Berikut wawancara lengkap Jay Musta dari Kantor Berita Radio Antero dengan Aliamin.

Apa kontribusi pemikiran Anda sebagai anggota Tim Perumus Qanun LKS?

Pertama background saya memang dibidang Akuntansi Syariah. Penelitian S3 saya tentang baitul mal. Kontribusi Baitul Mal yang Ada Di Aceh. Setelah ditunjuk sebagai salah seorang pansus Qanun LKS di DPRA maka saya bersemangat sekali karena pertama, baitul mal adalah satu-satunya lembaga keagamaan yang masuk ke wilayah pemerintah yang istilahnya konvensional. Sebagai bagian dari lembaga negara, dalam hal ini diakui oleh Pemerintah Aceh. Belum memang secara nasional, tetapi lembaga baitul mal sudah diakui sebagai badan setara dengan Satuan Kerja Pemerintah Aceh (SKPA). Kemudian yang kedua, satu-satunya di dunia yang direpesentasikan Pemerintah Aceh bahwa dana keagamaan, yaitu zakat, infak, sadaqah dan luqabah, luqabah itu barang temuan, dimasukkan sebagai bagian dari Pendapatan Asli Daerah atau Pendapatan Asli Aceh kalau provinsi. Pendapatan Asli Kabupaten/Kota kalau di kabupaten/kota. Pengakuan terhadap dana keagamaan di dalam pemerintahan konvensional merupakan terobosan dan di dunia ini hanya ada di Aceh.
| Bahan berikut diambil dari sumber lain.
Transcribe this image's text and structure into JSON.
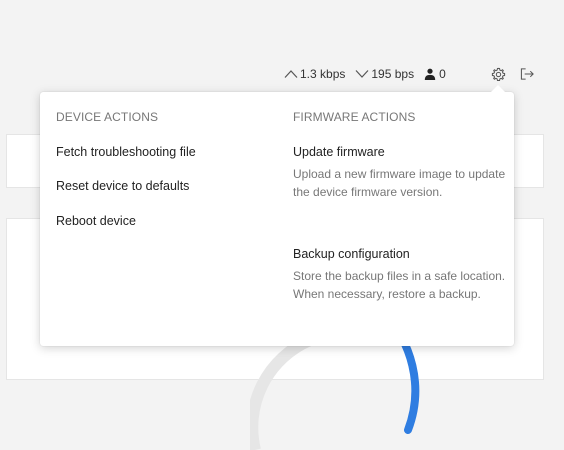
{
  "status": {
    "upload_rate": "1.3 kbps",
    "download_rate": "195 bps",
    "user_count": "0"
  },
  "icons": {
    "upload": "caret-up-icon",
    "download": "caret-down-icon",
    "users": "user-icon",
    "settings": "gear-icon",
    "logout": "logout-icon"
  },
  "colors": {
    "accent": "#2f7de1",
    "heading": "#777777",
    "text": "#222222"
  },
  "menu": {
    "device_actions": {
      "heading": "DEVICE ACTIONS",
      "items": [
        {
          "label": "Fetch troubleshooting file"
        },
        {
          "label": "Reset device to defaults"
        },
        {
          "label": "Reboot device"
        }
      ]
    },
    "firmware_actions": {
      "heading": "FIRMWARE ACTIONS",
      "items": [
        {
          "title": "Update firmware",
          "description": "Upload a new firmware image to update the device firmware version."
        },
        {
          "title": "Backup configuration",
          "description": "Store the backup files in a safe location. When necessary, restore a backup."
        }
      ]
    }
  }
}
Bagaimana implementasi Qanun ini sekarang sehingga bank konvensional tutup di Aceh? Apakah demikian tujuan Qanun ini?

Tidak. Tujuan qanun itu bukan menutup bank, tetapi yang pertama ingin membebaskan rakyat Aceh agar tidak termakan riba karena apa pun namanya bank konvensional itu identik dengan riba. Kemudian yang kedua, pada waktu Rapat Dengar Pendapat Umum (RDPU) di Jakarta, satu-satunya pembentukan qanun RDPU-nya ada di Jakarta, belum pernah terjadi selama ini. Dalam rangka untuk mengkonfrontir terhadap perbankan yang berkantor pusat di Jakarta dengan menghadirkan lembaga kenegaraan, seperti misalnya Direktur Jenderal Otonomi Daerah atau Kementerian Dalam Negeri bahwa pemerintah Aceh ingin menghadirkan satu qanun, peraturan daerah, legislasi yang berhubungan dengan keuangan.
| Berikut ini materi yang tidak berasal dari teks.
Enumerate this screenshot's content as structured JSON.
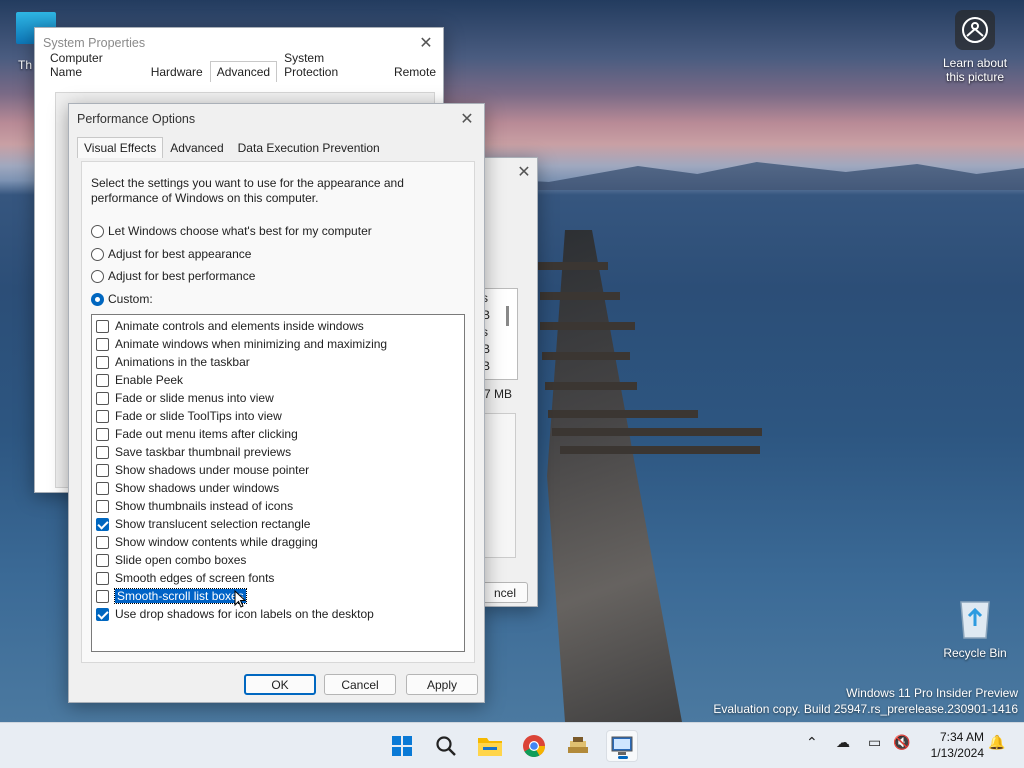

Kami sebagai konsultan atau pun staf ahli sebenarnya tidak ada hak berbicara, kami hanya dibelakang pansus DPRA, yang berbicara adalah mereka. Kami hanya mencatat dan merumuskan apa-apa yang menjadi pendapat dari kelembagaan termasuk dari Bank Indonesia dan Otoritas Jasa Keuangan (OJK).
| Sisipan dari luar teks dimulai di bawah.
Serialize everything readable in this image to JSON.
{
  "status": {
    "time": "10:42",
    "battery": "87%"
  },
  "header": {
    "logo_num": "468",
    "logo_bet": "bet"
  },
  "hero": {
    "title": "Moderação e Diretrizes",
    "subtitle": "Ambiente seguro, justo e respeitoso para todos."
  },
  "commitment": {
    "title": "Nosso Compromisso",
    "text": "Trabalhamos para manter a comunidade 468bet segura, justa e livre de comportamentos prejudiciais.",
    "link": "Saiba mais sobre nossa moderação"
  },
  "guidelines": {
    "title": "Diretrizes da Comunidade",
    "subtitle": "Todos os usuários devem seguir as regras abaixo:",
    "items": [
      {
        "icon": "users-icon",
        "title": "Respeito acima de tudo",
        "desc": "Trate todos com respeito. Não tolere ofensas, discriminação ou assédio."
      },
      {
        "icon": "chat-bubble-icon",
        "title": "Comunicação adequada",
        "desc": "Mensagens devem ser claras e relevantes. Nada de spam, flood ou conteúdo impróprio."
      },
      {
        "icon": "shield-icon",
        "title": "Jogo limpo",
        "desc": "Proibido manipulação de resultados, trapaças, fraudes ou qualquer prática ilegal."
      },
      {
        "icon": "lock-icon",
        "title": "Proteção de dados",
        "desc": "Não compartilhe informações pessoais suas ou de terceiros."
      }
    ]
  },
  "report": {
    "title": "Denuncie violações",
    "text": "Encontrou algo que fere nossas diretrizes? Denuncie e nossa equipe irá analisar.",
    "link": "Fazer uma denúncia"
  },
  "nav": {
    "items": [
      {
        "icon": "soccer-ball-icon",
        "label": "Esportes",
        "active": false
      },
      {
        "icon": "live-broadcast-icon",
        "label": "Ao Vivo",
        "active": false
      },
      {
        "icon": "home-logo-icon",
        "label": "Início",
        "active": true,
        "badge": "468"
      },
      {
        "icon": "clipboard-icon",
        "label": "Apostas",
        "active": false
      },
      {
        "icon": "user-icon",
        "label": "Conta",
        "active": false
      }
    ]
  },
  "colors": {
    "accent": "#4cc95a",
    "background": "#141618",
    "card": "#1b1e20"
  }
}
Pada waktu itu ditanya oleh Bank Indonesia dan OJK, “Mengapa Pemerintah Aceh menghadirkan Lembaga Keuangan Syariah dan menghapus perbankan konvensional? Aceh itu kan bahagian dari Republik Indonesia jadi tidak boleh melarang-larang seperti itu.” Begitu ditanya oleh Bank Indonesia dan OJK. Anggota DPRA pada waktu itu mungkin karena diserang dalam keadaan kosong dan juga Dirjen Otonomi Daerah serta Ketua Pansus, hening sebentar. Nah, karena terdiam sebentar, saya tunjuk tangan kepada moderator, “Boleh saya bicara?” Saya katakan kepada yang mewakili Bank Indonesia dan OJK bahwa Pemerintah Aceh tidak melarang hadirnya bank konvensional, tetapi yang dilarang itu adalah pada pasal 6 bahwa Pemerintah Aceh melarang rakyatnya baik beragama Islam maupun non-Islam berhubungan dengan bank konvensional. Itu yang dilarang, bukan dilarang kehadirannya, “Tetapi kan sama saja itu, kalau dilarang berhubungan berarti institusinya bakal tidak ada orang yang datang ke bank, akhirnya kolaps sendiri bank itu.”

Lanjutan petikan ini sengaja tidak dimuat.